Fig 12 shows the overall communication cost of the Switching network.
* For $k$ = 4096 client inputs with $n$ = 100 servers, each input requires each server to transmit nearly 30 kilobytes.
* The dashed line here is $y$ = 32 · 6 · log$^2k$ where 6 is reconstruction overhead and log$^2k$ corresponds to the number of total rounds.
![](https://i.imgur.com/CHAUiUY.png)
At this setting, computation, and communication contribute about equally (neither is the sole bottleneck), although there appears to a considerable room to eliminate overhead due to serialization and Python function calls in our implementation.
**Tradeoffs between PowerMix and Switching Network:**
In the online phase, PowerMix requires considerably more computation but less communication than Switching Network.

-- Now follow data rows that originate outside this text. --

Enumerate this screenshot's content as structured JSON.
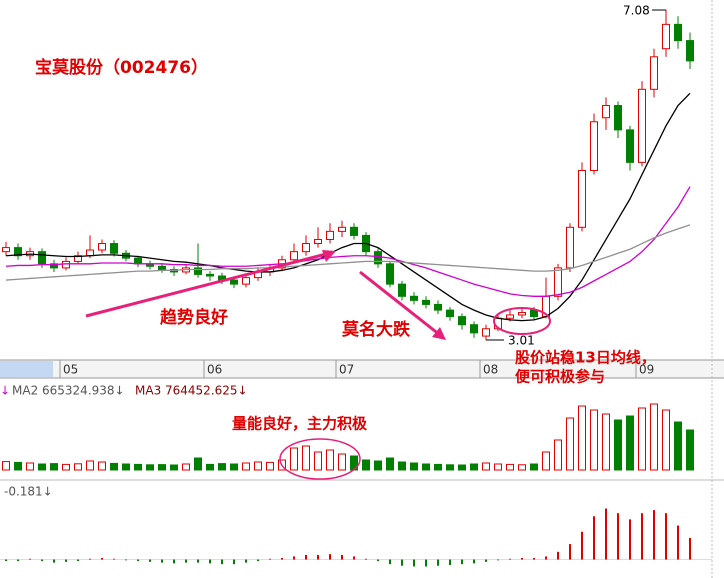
{
  "chart_data": {
    "type": "candlestick",
    "title": "宝莫股份（002476）",
    "annotations": {
      "trend": "趋势良好",
      "drop": "莫名大跌",
      "advice_1": "股价站稳13日均线，",
      "advice_2": "便可积极参与",
      "volume": "量能良好，主力积极"
    },
    "high_label": "7.08",
    "low_label": "3.01",
    "categories": [
      null,
      null,
      null,
      null,
      null,
      "05",
      null,
      null,
      null,
      null,
      null,
      null,
      null,
      null,
      null,
      null,
      null,
      "06",
      null,
      null,
      null,
      null,
      null,
      null,
      null,
      null,
      null,
      null,
      "07",
      null,
      null,
      null,
      null,
      null,
      null,
      null,
      null,
      null,
      null,
      null,
      "08",
      null,
      null,
      null,
      null,
      null,
      null,
      null,
      null,
      null,
      null,
      null,
      null,
      "09",
      null,
      null,
      null,
      null
    ],
    "ylim": [
      2.79,
      7.2
    ],
    "up_color": "#e00000",
    "down_color": "#008000",
    "open": [
      4.1,
      4.15,
      4.05,
      4.1,
      3.95,
      3.9,
      3.98,
      4.05,
      4.12,
      4.2,
      4.08,
      4.02,
      3.95,
      3.92,
      3.88,
      3.85,
      3.9,
      3.82,
      3.8,
      3.75,
      3.7,
      3.78,
      3.85,
      3.9,
      4.0,
      4.1,
      4.2,
      4.25,
      4.35,
      4.4,
      4.3,
      4.1,
      3.95,
      3.7,
      3.55,
      3.5,
      3.45,
      3.38,
      3.3,
      3.2,
      3.06,
      3.15,
      3.28,
      3.32,
      3.38,
      3.3,
      3.55,
      3.9,
      4.4,
      5.1,
      5.75,
      5.9,
      5.6,
      5.2,
      6.1,
      6.6,
      6.9,
      6.7
    ],
    "high": [
      4.22,
      4.2,
      4.15,
      4.14,
      4.0,
      4.03,
      4.1,
      4.3,
      4.25,
      4.24,
      4.12,
      4.05,
      3.99,
      3.96,
      3.92,
      3.95,
      4.2,
      3.86,
      3.84,
      3.79,
      3.82,
      3.9,
      3.95,
      4.05,
      4.2,
      4.3,
      4.4,
      4.45,
      4.48,
      4.45,
      4.34,
      4.14,
      3.98,
      3.74,
      3.6,
      3.55,
      3.5,
      3.42,
      3.34,
      3.24,
      3.2,
      3.32,
      3.38,
      3.4,
      3.42,
      3.78,
      3.95,
      4.45,
      5.2,
      5.8,
      6.0,
      5.95,
      5.65,
      6.2,
      6.6,
      7.08,
      7.0,
      6.8
    ],
    "low": [
      4.05,
      4.0,
      4.0,
      3.9,
      3.85,
      3.87,
      3.95,
      4.02,
      4.08,
      4.04,
      3.98,
      3.91,
      3.88,
      3.84,
      3.8,
      3.82,
      3.78,
      3.74,
      3.7,
      3.65,
      3.66,
      3.74,
      3.8,
      3.86,
      3.96,
      4.05,
      4.15,
      4.2,
      4.28,
      4.25,
      4.05,
      3.9,
      3.66,
      3.5,
      3.45,
      3.4,
      3.33,
      3.25,
      3.14,
      3.04,
      3.01,
      3.12,
      3.24,
      3.28,
      3.26,
      3.28,
      3.5,
      3.85,
      4.35,
      5.05,
      5.6,
      5.5,
      5.1,
      5.15,
      6.0,
      6.5,
      6.6,
      6.35
    ],
    "close": [
      4.15,
      4.05,
      4.1,
      3.95,
      3.9,
      3.98,
      4.05,
      4.12,
      4.2,
      4.08,
      4.02,
      3.95,
      3.92,
      3.88,
      3.85,
      3.9,
      3.82,
      3.8,
      3.75,
      3.7,
      3.78,
      3.85,
      3.9,
      4.0,
      4.1,
      4.2,
      4.25,
      4.35,
      4.4,
      4.3,
      4.1,
      3.95,
      3.7,
      3.55,
      3.5,
      3.45,
      3.38,
      3.3,
      3.2,
      3.1,
      3.15,
      3.28,
      3.32,
      3.35,
      3.3,
      3.55,
      3.9,
      4.4,
      5.1,
      5.7,
      5.9,
      5.6,
      5.2,
      6.1,
      6.5,
      6.9,
      6.7,
      6.45
    ],
    "moving_averages": [
      {
        "color": "#000000",
        "values": [
          4.05,
          4.06,
          4.07,
          4.06,
          4.05,
          4.04,
          4.04,
          4.05,
          4.06,
          4.06,
          4.05,
          4.04,
          4.02,
          4.0,
          3.98,
          3.97,
          3.95,
          3.93,
          3.9,
          3.88,
          3.86,
          3.85,
          3.85,
          3.87,
          3.9,
          3.95,
          4.0,
          4.08,
          4.15,
          4.2,
          4.2,
          4.15,
          4.05,
          3.95,
          3.85,
          3.75,
          3.65,
          3.55,
          3.45,
          3.38,
          3.32,
          3.28,
          3.26,
          3.25,
          3.26,
          3.3,
          3.4,
          3.55,
          3.75,
          4.0,
          4.25,
          4.5,
          4.75,
          5.05,
          5.35,
          5.65,
          5.9,
          6.05
        ]
      },
      {
        "color": "#d000d0",
        "values": [
          3.92,
          3.93,
          3.93,
          3.94,
          3.94,
          3.95,
          3.95,
          3.95,
          3.96,
          3.96,
          3.96,
          3.95,
          3.95,
          3.95,
          3.94,
          3.94,
          3.93,
          3.93,
          3.92,
          3.92,
          3.92,
          3.93,
          3.94,
          3.95,
          3.97,
          3.99,
          4.01,
          4.03,
          4.04,
          4.05,
          4.05,
          4.04,
          4.02,
          3.98,
          3.94,
          3.9,
          3.85,
          3.8,
          3.75,
          3.7,
          3.66,
          3.62,
          3.58,
          3.56,
          3.55,
          3.55,
          3.57,
          3.6,
          3.66,
          3.74,
          3.82,
          3.9,
          3.98,
          4.1,
          4.25,
          4.45,
          4.65,
          4.9
        ]
      },
      {
        "color": "#909090",
        "values": [
          3.75,
          3.76,
          3.77,
          3.78,
          3.79,
          3.8,
          3.81,
          3.82,
          3.83,
          3.84,
          3.85,
          3.86,
          3.86,
          3.87,
          3.87,
          3.88,
          3.88,
          3.88,
          3.89,
          3.89,
          3.89,
          3.9,
          3.9,
          3.91,
          3.92,
          3.93,
          3.94,
          3.95,
          3.96,
          3.97,
          3.98,
          3.98,
          3.98,
          3.97,
          3.96,
          3.95,
          3.94,
          3.93,
          3.92,
          3.91,
          3.9,
          3.89,
          3.88,
          3.87,
          3.86,
          3.86,
          3.87,
          3.89,
          3.93,
          3.98,
          4.03,
          4.08,
          4.13,
          4.2,
          4.27,
          4.33,
          4.38,
          4.43
        ]
      }
    ],
    "volume": {
      "ylim": [
        0,
        3500000
      ],
      "ma2_label": "MA2 665324.938↓",
      "ma3_label": "MA3 764452.625↓",
      "arrow": "↓",
      "values": [
        420000,
        380000,
        350000,
        300000,
        320000,
        280000,
        310000,
        450000,
        400000,
        330000,
        300000,
        280000,
        260000,
        270000,
        250000,
        300000,
        600000,
        280000,
        320000,
        300000,
        350000,
        400000,
        380000,
        500000,
        1100000,
        1200000,
        900000,
        1000000,
        800000,
        700000,
        500000,
        450000,
        600000,
        400000,
        350000,
        300000,
        280000,
        260000,
        250000,
        300000,
        350000,
        300000,
        280000,
        260000,
        300000,
        900000,
        1500000,
        2600000,
        3200000,
        3000000,
        2800000,
        2500000,
        2700000,
        3100000,
        3300000,
        3000000,
        2400000,
        2000000
      ]
    },
    "macd": {
      "ylim": [
        -0.1,
        0.45
      ],
      "label": "-0.181↓",
      "values": [
        -0.01,
        -0.01,
        0.005,
        -0.01,
        -0.02,
        -0.015,
        -0.01,
        0.005,
        0.01,
        0.005,
        -0.005,
        -0.01,
        -0.015,
        -0.02,
        -0.025,
        -0.02,
        -0.02,
        -0.025,
        -0.03,
        -0.03,
        -0.02,
        -0.01,
        0.005,
        0.01,
        0.02,
        0.03,
        0.03,
        0.035,
        0.03,
        0.02,
        0.005,
        -0.01,
        -0.03,
        -0.04,
        -0.045,
        -0.045,
        -0.04,
        -0.035,
        -0.03,
        -0.025,
        -0.015,
        -0.005,
        0.005,
        0.01,
        0.01,
        0.02,
        0.05,
        0.1,
        0.18,
        0.28,
        0.33,
        0.3,
        0.26,
        0.3,
        0.32,
        0.3,
        0.22,
        0.14
      ]
    }
  }
}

* Given the resources available to our *t2.medium* instances, PowerMix results in more than 2× reduction in overall latency at $n$ = 100 for up to $k$ = 512 clients, but for larger values of $k$, Switching Network is preferable.
* PowerMix would naturally be useful for larger values of $k$ in more bandwidth-constrained or computationally-powerful networks.
**Overall cost for AsynchroMix:** Figures 13 and 14 show the estimated overall cost, per server and per client input, combining both computation ($0.05 per core hour for an EC2 node) and bandwidth ($0.02 per gigabyte transferred out) costs based on AWS prices.
![](https://i.imgur.com/DvKgKKO.png)
![](https://i.imgur.com/F0luuIJ.png)
The stacked bar charts show the costs broken down by phases (offline, online, and client input).
* The offline phase contributions are based on a distributed experiment for the *RanDouSha* algorithm, multiplied out by the necessary number of preprocessing ingredients of each type (see Table 3).
* The offline cost of PowerMix is always more expensive than Switching Network at the same setting, and the difference increases with more clients ($k$ versus than log$^2k$).
**Using Switching Network, at $n$ = 100 and $k$ = 4096, the overall cost (including all 100 servers) is 0.08 cents per message using geographically distributed *t2.medium* instances**
## 7 CONCLUDING REMARKS
Emerging Internet-scale applications such as blockchains and cryptocurrencies demand a robust anonymous communication service offering strong security guarantees.
* Along the way towards building a robust anonymous communication service on top of MPC, we have highlighted robustness as a first-class concern for practical MPC implementations.
* We have shown through our AsynchroMix application case study that robust MPC can be practical.
AsynchroMix features a novel MPC program for anonymous broadcast that trades off local computation for reduced communication latency, allowing for low-latency message mixing in varying settings.
* Through an extensive experimental evaluation, we demonstrate that our approach not only leverages the computation and communication infrastructure available for MPC but also offers directions towards further reducing the latency overhead.
* In the future, our effort should motivate other MPC implementations to consider robustness as well as a computation vs communication trade-off.
> Personal Notes: I suppose the questions would be:
> * If the staking rewards for a PoS network would be worth those costs?
> * If the system would be low-latency enough for PoS networks in production now (Maybe the idea of computation vs communication is enough)?
> * Message size seems to always be an issue, what will the final message size be that ETH2.0 Valicators will have to validate? Seems like this plays a large part into which of these systems is viable?